Suppose f(x) is a polynomial of degree 4 or greater such that f(1)=2, f(2)=3, and f(3)=5. Find the remainder when f(x) is divided by (x-1)(x-2)(x-3).
Note that f(1) = 2 means that the sum of the coefficients of f(x) = 2. Just try x = 2 for now and experiment to get your answer.
\(p(x)=(x-1)(x-2)(x-3)\\ r(x) = f(x) - p(x)q(x),~\text{ where }q(x) \text{ is the quotient of }f(x) \text{ and }p(x)\\ \text{note that }p(1)=p(2)=p(3) = 0\\ r(1) = f(1) - p(1)q(1) = f(1) = 2\\ r(2) = f(2) = 3\\ r(3) = f(3) = 5\)

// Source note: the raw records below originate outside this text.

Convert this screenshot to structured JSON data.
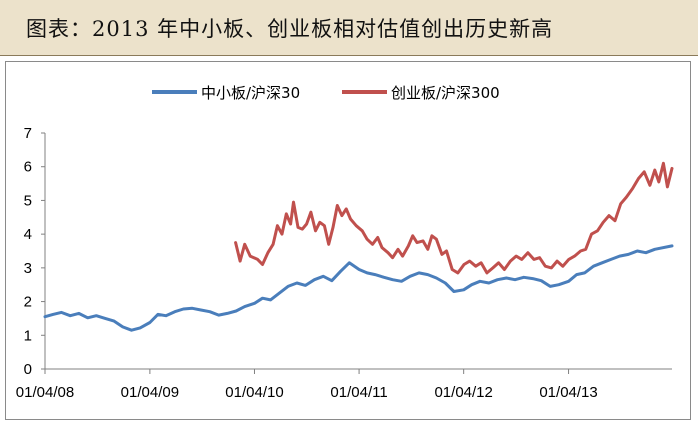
{
  "header": {
    "title": "图表：2013 年中小板、创业板相对估值创出历史新高",
    "bar_color": "#ece2cb"
  },
  "chart_data": {
    "type": "line",
    "title": "",
    "xlabel": "",
    "ylabel": "",
    "ylim": [
      0,
      7
    ],
    "yticks": [
      0,
      1,
      2,
      3,
      4,
      5,
      6,
      7
    ],
    "xlim": [
      "2008-01-04",
      "2013-12-31"
    ],
    "xticks": [
      "01/04/08",
      "01/04/09",
      "01/04/10",
      "01/04/11",
      "01/04/12",
      "01/04/13"
    ],
    "grid": false,
    "legend_position": "top",
    "series": [
      {
        "name": "中小板/沪深30",
        "color": "#4a7ebb",
        "points": [
          [
            "2008-01-04",
            1.55
          ],
          [
            "2008-02-01",
            1.62
          ],
          [
            "2008-03-01",
            1.68
          ],
          [
            "2008-04-01",
            1.58
          ],
          [
            "2008-05-01",
            1.65
          ],
          [
            "2008-06-01",
            1.52
          ],
          [
            "2008-07-01",
            1.58
          ],
          [
            "2008-08-01",
            1.5
          ],
          [
            "2008-09-01",
            1.42
          ],
          [
            "2008-10-01",
            1.25
          ],
          [
            "2008-11-01",
            1.15
          ],
          [
            "2008-12-01",
            1.22
          ],
          [
            "2009-01-04",
            1.38
          ],
          [
            "2009-02-01",
            1.62
          ],
          [
            "2009-03-01",
            1.58
          ],
          [
            "2009-04-01",
            1.7
          ],
          [
            "2009-05-01",
            1.78
          ],
          [
            "2009-06-01",
            1.8
          ],
          [
            "2009-07-01",
            1.75
          ],
          [
            "2009-08-01",
            1.7
          ],
          [
            "2009-09-01",
            1.6
          ],
          [
            "2009-10-01",
            1.65
          ],
          [
            "2009-11-01",
            1.72
          ],
          [
            "2009-12-01",
            1.85
          ],
          [
            "2010-01-04",
            1.95
          ],
          [
            "2010-02-01",
            2.1
          ],
          [
            "2010-03-01",
            2.05
          ],
          [
            "2010-04-01",
            2.25
          ],
          [
            "2010-05-01",
            2.45
          ],
          [
            "2010-06-01",
            2.55
          ],
          [
            "2010-07-01",
            2.48
          ],
          [
            "2010-08-01",
            2.65
          ],
          [
            "2010-09-01",
            2.75
          ],
          [
            "2010-10-01",
            2.62
          ],
          [
            "2010-11-01",
            2.9
          ],
          [
            "2010-12-01",
            3.15
          ],
          [
            "2011-01-04",
            2.95
          ],
          [
            "2011-02-01",
            2.85
          ],
          [
            "2011-03-01",
            2.8
          ],
          [
            "2011-04-01",
            2.72
          ],
          [
            "2011-05-01",
            2.65
          ],
          [
            "2011-06-01",
            2.6
          ],
          [
            "2011-07-01",
            2.75
          ],
          [
            "2011-08-01",
            2.85
          ],
          [
            "2011-09-01",
            2.8
          ],
          [
            "2011-10-01",
            2.7
          ],
          [
            "2011-11-01",
            2.55
          ],
          [
            "2011-12-01",
            2.3
          ],
          [
            "2012-01-04",
            2.35
          ],
          [
            "2012-02-01",
            2.5
          ],
          [
            "2012-03-01",
            2.6
          ],
          [
            "2012-04-01",
            2.55
          ],
          [
            "2012-05-01",
            2.65
          ],
          [
            "2012-06-01",
            2.7
          ],
          [
            "2012-07-01",
            2.65
          ],
          [
            "2012-08-01",
            2.72
          ],
          [
            "2012-09-01",
            2.68
          ],
          [
            "2012-10-01",
            2.62
          ],
          [
            "2012-11-01",
            2.45
          ],
          [
            "2012-12-01",
            2.5
          ],
          [
            "2013-01-04",
            2.6
          ],
          [
            "2013-02-01",
            2.8
          ],
          [
            "2013-03-01",
            2.85
          ],
          [
            "2013-04-01",
            3.05
          ],
          [
            "2013-05-01",
            3.15
          ],
          [
            "2013-06-01",
            3.25
          ],
          [
            "2013-07-01",
            3.35
          ],
          [
            "2013-08-01",
            3.4
          ],
          [
            "2013-09-01",
            3.5
          ],
          [
            "2013-10-01",
            3.45
          ],
          [
            "2013-11-01",
            3.55
          ],
          [
            "2013-12-31",
            3.65
          ]
        ]
      },
      {
        "name": "创业板/沪深300",
        "color": "#c0504d",
        "points": [
          [
            "2009-10-30",
            3.75
          ],
          [
            "2009-11-15",
            3.2
          ],
          [
            "2009-12-01",
            3.7
          ],
          [
            "2009-12-20",
            3.35
          ],
          [
            "2010-01-15",
            3.25
          ],
          [
            "2010-02-01",
            3.1
          ],
          [
            "2010-02-20",
            3.45
          ],
          [
            "2010-03-10",
            3.7
          ],
          [
            "2010-03-25",
            4.25
          ],
          [
            "2010-04-10",
            4.0
          ],
          [
            "2010-04-25",
            4.6
          ],
          [
            "2010-05-10",
            4.3
          ],
          [
            "2010-05-20",
            4.95
          ],
          [
            "2010-06-05",
            4.2
          ],
          [
            "2010-06-20",
            4.15
          ],
          [
            "2010-07-05",
            4.3
          ],
          [
            "2010-07-20",
            4.65
          ],
          [
            "2010-08-05",
            4.1
          ],
          [
            "2010-08-20",
            4.35
          ],
          [
            "2010-09-05",
            4.25
          ],
          [
            "2010-09-20",
            3.7
          ],
          [
            "2010-10-05",
            4.2
          ],
          [
            "2010-10-20",
            4.85
          ],
          [
            "2010-11-05",
            4.55
          ],
          [
            "2010-11-20",
            4.75
          ],
          [
            "2010-12-05",
            4.45
          ],
          [
            "2010-12-25",
            4.25
          ],
          [
            "2011-01-15",
            4.1
          ],
          [
            "2011-02-01",
            3.85
          ],
          [
            "2011-02-20",
            3.7
          ],
          [
            "2011-03-10",
            3.9
          ],
          [
            "2011-03-25",
            3.6
          ],
          [
            "2011-04-15",
            3.45
          ],
          [
            "2011-05-01",
            3.3
          ],
          [
            "2011-05-20",
            3.55
          ],
          [
            "2011-06-05",
            3.35
          ],
          [
            "2011-06-25",
            3.65
          ],
          [
            "2011-07-10",
            3.95
          ],
          [
            "2011-07-25",
            3.75
          ],
          [
            "2011-08-15",
            3.8
          ],
          [
            "2011-09-01",
            3.55
          ],
          [
            "2011-09-15",
            3.95
          ],
          [
            "2011-10-01",
            3.85
          ],
          [
            "2011-10-20",
            3.4
          ],
          [
            "2011-11-05",
            3.5
          ],
          [
            "2011-11-25",
            2.95
          ],
          [
            "2011-12-15",
            2.85
          ],
          [
            "2012-01-05",
            3.1
          ],
          [
            "2012-01-25",
            3.2
          ],
          [
            "2012-02-15",
            3.05
          ],
          [
            "2012-03-05",
            3.15
          ],
          [
            "2012-03-25",
            2.85
          ],
          [
            "2012-04-15",
            3.0
          ],
          [
            "2012-05-05",
            3.15
          ],
          [
            "2012-05-25",
            2.95
          ],
          [
            "2012-06-15",
            3.2
          ],
          [
            "2012-07-05",
            3.35
          ],
          [
            "2012-07-25",
            3.25
          ],
          [
            "2012-08-15",
            3.45
          ],
          [
            "2012-09-05",
            3.25
          ],
          [
            "2012-09-25",
            3.3
          ],
          [
            "2012-10-15",
            3.05
          ],
          [
            "2012-11-05",
            3.0
          ],
          [
            "2012-11-25",
            3.2
          ],
          [
            "2012-12-15",
            3.05
          ],
          [
            "2013-01-05",
            3.25
          ],
          [
            "2013-01-25",
            3.35
          ],
          [
            "2013-02-15",
            3.5
          ],
          [
            "2013-03-05",
            3.55
          ],
          [
            "2013-03-25",
            4.0
          ],
          [
            "2013-04-15",
            4.1
          ],
          [
            "2013-05-05",
            4.35
          ],
          [
            "2013-05-25",
            4.55
          ],
          [
            "2013-06-15",
            4.4
          ],
          [
            "2013-07-05",
            4.9
          ],
          [
            "2013-07-25",
            5.1
          ],
          [
            "2013-08-15",
            5.35
          ],
          [
            "2013-09-05",
            5.65
          ],
          [
            "2013-09-25",
            5.85
          ],
          [
            "2013-10-15",
            5.45
          ],
          [
            "2013-11-01",
            5.9
          ],
          [
            "2013-11-15",
            5.55
          ],
          [
            "2013-12-01",
            6.1
          ],
          [
            "2013-12-15",
            5.4
          ],
          [
            "2013-12-31",
            5.95
          ]
        ]
      }
    ]
  }
}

\(\text{we have 3 equations so we are looking for a polynomial with 3 degrees of freedom}\\ \text{i.e. a 2nd degree polynomial }a x^2 + b x+ c\\ \text{plugging things in we get 3 equations}\\ a+b+c = 2\\ 4a+2b+c=3\\ 9a+3b+c=5\\ \text{This can be solved to obtain }\\ a=\frac{1}{2},b= -\frac{1}{2},c=2, \text{ and thus the remainder polynomial is}\\ r(x) = \dfrac 1 2(x^2 - x + 4)\)